Extjs通过单击一个按钮来打开新的Ext.window.Window

Question

I'm trying to edit open source program called PartKeepr (v0.1.9). In a specific part of program I want to add a button that opens a new Ext.window.Window. My codes are as following which doesn't work (I'm pretty new in extjs but I'm given a hard task I guess, so I'm open to all advice for where to start learning, I'm just trying to learn from existing codes and apply some things by looking similar parts of available code)
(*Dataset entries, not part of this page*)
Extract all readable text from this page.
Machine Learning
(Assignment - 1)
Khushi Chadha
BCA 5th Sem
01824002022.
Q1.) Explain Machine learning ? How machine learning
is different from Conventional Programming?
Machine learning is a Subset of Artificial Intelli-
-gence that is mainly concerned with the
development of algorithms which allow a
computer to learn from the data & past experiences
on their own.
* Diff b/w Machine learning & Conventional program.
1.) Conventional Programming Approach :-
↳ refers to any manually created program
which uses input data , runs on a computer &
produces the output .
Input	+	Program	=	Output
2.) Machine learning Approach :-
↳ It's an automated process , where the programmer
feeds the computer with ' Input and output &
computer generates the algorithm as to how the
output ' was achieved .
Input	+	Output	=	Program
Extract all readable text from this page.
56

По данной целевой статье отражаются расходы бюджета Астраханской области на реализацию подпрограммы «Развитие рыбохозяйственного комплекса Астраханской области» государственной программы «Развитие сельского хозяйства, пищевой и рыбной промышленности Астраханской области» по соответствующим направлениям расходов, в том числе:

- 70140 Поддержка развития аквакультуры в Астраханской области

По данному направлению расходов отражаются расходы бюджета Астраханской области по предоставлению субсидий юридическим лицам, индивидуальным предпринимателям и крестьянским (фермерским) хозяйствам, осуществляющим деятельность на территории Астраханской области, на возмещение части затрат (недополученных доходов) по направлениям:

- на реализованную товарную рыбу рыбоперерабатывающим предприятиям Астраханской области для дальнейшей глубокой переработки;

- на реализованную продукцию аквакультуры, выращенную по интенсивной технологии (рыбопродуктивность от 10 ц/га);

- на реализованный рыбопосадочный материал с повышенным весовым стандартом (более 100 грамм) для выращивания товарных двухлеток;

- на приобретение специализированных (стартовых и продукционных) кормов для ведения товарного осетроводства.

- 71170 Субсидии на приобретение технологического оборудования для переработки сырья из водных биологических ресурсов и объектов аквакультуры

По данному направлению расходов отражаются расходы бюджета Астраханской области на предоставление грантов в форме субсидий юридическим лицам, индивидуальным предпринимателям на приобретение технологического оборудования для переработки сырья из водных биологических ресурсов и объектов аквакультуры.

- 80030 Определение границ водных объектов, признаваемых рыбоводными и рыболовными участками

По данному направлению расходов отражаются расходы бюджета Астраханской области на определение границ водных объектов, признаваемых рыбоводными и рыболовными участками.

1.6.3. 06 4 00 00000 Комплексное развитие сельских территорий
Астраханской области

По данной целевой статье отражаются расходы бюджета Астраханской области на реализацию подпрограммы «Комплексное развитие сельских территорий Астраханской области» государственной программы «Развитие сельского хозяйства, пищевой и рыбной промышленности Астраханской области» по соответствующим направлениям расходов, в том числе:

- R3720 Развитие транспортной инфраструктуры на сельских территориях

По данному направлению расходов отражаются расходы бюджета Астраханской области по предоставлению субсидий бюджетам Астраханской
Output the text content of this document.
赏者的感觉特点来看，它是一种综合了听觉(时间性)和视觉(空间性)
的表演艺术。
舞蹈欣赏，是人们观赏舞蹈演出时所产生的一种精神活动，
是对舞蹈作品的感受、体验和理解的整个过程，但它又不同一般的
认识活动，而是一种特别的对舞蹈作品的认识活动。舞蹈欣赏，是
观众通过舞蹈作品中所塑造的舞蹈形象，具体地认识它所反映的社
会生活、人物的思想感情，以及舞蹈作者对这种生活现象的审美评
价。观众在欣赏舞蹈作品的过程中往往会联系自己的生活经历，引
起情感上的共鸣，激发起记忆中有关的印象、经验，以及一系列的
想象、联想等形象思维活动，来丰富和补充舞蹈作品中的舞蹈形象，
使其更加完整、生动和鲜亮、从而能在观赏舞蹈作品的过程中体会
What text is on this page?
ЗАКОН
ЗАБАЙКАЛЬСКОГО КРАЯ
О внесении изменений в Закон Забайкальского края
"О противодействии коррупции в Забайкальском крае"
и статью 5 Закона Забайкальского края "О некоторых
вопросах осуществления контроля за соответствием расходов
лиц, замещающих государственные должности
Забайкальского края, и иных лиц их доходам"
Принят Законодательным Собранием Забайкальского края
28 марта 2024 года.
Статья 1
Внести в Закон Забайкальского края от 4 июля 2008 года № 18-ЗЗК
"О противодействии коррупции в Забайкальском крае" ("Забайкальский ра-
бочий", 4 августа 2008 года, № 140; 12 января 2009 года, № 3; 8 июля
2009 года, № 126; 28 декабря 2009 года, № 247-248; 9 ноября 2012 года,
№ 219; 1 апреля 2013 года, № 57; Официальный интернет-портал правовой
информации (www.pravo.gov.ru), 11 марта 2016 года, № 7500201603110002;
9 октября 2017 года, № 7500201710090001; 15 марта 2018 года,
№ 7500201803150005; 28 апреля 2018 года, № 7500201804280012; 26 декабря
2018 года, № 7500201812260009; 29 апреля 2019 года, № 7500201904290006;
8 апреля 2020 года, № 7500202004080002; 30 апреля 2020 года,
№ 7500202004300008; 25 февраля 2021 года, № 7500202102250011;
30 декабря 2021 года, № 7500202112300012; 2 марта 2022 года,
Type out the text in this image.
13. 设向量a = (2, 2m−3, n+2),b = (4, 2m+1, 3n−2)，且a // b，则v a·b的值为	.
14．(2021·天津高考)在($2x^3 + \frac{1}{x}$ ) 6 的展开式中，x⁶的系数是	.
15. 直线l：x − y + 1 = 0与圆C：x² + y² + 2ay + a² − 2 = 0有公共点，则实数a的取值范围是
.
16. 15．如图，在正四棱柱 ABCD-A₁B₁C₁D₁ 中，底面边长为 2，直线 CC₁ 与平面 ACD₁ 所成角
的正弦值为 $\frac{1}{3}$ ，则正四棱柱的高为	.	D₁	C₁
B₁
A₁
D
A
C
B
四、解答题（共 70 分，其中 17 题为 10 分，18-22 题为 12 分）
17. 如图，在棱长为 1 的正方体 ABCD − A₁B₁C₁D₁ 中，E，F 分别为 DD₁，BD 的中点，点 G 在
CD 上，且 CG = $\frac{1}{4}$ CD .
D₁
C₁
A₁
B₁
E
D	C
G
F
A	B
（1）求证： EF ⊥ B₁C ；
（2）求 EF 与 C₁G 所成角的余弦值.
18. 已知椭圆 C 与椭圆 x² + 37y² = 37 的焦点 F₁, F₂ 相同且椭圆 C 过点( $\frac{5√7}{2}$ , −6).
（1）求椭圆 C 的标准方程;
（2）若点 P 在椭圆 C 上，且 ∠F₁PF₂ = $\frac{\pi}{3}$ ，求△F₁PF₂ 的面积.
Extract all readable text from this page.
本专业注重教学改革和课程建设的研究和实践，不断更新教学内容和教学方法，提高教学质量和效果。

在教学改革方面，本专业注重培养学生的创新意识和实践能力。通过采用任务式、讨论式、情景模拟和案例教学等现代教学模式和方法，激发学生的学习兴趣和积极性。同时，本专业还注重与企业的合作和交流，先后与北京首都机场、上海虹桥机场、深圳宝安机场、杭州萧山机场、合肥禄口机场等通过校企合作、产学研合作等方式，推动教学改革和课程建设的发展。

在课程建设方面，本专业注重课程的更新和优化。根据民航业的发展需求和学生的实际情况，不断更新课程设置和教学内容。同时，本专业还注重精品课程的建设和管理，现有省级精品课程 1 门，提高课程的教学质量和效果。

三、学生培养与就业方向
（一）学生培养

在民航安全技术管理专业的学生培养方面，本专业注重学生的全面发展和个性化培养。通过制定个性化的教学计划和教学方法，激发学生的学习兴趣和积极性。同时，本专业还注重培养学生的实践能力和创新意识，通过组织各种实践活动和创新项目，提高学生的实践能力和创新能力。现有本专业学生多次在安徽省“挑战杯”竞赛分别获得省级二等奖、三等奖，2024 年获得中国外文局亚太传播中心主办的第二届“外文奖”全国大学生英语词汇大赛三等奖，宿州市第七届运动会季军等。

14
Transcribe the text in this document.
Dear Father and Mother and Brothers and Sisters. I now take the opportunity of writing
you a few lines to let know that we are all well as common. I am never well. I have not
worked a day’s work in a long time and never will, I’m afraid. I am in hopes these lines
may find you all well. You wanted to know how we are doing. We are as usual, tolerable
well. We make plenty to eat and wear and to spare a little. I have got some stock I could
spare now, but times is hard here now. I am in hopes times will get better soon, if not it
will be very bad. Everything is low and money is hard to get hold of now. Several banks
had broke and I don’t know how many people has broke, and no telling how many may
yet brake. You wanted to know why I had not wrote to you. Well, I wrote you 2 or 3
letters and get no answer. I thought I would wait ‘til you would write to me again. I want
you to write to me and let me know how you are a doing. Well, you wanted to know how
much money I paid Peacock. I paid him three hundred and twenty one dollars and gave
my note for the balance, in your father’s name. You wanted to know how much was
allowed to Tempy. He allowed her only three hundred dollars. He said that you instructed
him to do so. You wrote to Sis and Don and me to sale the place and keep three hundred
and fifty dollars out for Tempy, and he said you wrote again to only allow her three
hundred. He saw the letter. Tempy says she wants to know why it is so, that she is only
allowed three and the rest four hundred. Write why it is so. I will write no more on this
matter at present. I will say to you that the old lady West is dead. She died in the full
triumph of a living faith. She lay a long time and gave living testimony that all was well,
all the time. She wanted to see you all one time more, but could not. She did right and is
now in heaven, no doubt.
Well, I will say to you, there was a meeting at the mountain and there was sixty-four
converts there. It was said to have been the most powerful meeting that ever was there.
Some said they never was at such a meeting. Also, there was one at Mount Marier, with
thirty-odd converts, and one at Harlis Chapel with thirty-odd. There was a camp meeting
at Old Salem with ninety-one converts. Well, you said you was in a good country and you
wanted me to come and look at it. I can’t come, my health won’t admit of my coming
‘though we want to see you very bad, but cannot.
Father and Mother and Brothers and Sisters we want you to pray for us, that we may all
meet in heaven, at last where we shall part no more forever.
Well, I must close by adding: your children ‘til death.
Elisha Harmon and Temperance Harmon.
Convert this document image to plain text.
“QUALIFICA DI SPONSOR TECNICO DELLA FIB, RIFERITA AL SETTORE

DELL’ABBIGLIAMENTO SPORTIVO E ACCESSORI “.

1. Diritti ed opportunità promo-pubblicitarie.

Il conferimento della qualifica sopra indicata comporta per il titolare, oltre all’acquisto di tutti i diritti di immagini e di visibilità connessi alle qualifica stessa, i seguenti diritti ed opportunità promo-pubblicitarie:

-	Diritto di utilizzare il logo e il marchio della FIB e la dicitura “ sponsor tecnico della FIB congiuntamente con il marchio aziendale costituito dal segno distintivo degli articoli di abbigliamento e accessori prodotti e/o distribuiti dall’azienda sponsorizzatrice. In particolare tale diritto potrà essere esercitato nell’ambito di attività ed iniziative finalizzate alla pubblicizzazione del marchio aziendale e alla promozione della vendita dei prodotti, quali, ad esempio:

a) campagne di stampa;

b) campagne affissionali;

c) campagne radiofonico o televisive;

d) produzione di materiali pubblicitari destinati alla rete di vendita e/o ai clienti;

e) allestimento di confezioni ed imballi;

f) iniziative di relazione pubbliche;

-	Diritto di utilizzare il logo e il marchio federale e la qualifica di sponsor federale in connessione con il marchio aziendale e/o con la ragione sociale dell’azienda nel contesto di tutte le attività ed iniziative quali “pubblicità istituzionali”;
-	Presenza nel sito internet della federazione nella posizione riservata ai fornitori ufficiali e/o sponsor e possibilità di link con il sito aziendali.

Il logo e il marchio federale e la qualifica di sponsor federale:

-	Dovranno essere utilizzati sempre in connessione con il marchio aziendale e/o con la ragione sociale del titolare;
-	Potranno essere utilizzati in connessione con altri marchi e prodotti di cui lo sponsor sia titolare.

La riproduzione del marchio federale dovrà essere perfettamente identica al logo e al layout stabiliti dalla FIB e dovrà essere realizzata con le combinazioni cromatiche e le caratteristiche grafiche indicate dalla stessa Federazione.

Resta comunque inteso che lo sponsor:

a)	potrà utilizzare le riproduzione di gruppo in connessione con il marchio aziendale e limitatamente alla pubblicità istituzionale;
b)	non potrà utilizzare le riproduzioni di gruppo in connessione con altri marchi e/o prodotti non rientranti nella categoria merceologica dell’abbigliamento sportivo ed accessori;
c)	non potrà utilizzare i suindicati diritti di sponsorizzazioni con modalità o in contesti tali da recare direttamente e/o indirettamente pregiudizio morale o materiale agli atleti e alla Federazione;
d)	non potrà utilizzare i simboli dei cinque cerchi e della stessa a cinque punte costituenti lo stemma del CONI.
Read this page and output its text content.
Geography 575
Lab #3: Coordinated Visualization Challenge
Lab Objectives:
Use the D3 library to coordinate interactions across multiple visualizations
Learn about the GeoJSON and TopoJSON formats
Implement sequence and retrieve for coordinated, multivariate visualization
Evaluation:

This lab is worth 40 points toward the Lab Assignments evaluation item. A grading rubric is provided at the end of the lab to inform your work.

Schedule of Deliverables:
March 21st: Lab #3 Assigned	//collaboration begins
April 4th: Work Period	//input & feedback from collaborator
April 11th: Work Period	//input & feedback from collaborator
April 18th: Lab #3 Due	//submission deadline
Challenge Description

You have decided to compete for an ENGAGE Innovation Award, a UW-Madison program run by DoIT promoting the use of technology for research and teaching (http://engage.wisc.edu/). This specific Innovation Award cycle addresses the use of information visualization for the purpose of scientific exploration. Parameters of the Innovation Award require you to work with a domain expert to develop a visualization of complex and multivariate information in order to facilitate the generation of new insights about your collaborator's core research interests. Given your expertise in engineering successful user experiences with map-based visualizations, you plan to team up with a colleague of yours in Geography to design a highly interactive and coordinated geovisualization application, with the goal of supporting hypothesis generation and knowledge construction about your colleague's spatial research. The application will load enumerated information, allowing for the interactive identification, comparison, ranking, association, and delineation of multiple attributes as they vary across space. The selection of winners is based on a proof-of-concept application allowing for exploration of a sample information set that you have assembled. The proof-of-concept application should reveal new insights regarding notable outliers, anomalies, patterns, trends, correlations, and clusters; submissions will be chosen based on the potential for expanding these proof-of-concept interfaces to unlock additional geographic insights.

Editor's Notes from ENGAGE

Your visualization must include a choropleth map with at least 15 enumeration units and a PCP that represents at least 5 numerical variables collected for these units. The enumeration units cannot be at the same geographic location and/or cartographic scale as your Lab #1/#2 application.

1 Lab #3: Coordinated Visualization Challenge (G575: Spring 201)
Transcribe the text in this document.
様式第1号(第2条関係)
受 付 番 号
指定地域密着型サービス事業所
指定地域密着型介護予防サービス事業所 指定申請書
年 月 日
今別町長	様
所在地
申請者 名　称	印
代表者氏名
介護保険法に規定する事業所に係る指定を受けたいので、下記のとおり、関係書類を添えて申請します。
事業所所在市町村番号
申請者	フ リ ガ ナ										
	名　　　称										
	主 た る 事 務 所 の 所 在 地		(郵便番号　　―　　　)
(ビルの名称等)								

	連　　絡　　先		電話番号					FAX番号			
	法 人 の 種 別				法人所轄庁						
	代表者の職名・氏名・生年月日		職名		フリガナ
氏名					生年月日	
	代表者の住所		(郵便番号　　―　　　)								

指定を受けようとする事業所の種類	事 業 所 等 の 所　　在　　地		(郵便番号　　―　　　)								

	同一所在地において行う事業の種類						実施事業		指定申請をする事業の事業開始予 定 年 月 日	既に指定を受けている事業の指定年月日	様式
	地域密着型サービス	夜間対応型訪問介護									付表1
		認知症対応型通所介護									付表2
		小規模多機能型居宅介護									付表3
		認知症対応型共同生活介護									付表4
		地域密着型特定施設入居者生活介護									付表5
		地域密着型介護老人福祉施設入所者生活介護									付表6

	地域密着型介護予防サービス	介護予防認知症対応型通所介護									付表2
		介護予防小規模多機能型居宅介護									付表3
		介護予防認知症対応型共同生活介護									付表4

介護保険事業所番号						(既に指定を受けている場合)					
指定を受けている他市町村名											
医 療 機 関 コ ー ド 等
Ext.define('PartKeepr.FindWindow',{
   extend:'Ext.window.Window',
   constrainHeader: true,
   title: i18n("Find Number"),
   initComponent: function() {
     this.okButton=Ext.create("Ext.button.Button",{
     text:i18n("OK")});
     this.buttons=[this.okButton];
   }
});

{
  xtype: 'button',
  text: i18n("Find"),
  name: 'findButton',
  handler: Ext.bind(this.findNumber, this)
}

findNumber: function(){
   var j = new PartKeepr.FindWindow();
   j.show();
}

Edit: When I press the find button, console giving me the following error: ext-all.js:21 Uncaught TypeError: Cannot read property 'insert' of undefined

Answer 1

You need to call the superclass initComponent method:

Ext.define('PartKeepr.FindWindow', {
    extend: 'Ext.window.Window',
    constrainHeader: true,
    title: i18n("Find Number"),
    initComponent: function() {
        this.okButton = Ext.create("Ext.button.Button", {
            text: i18n("OK")
        });
        this.buttons = [this.okButton];
        this.callParent();
    }
});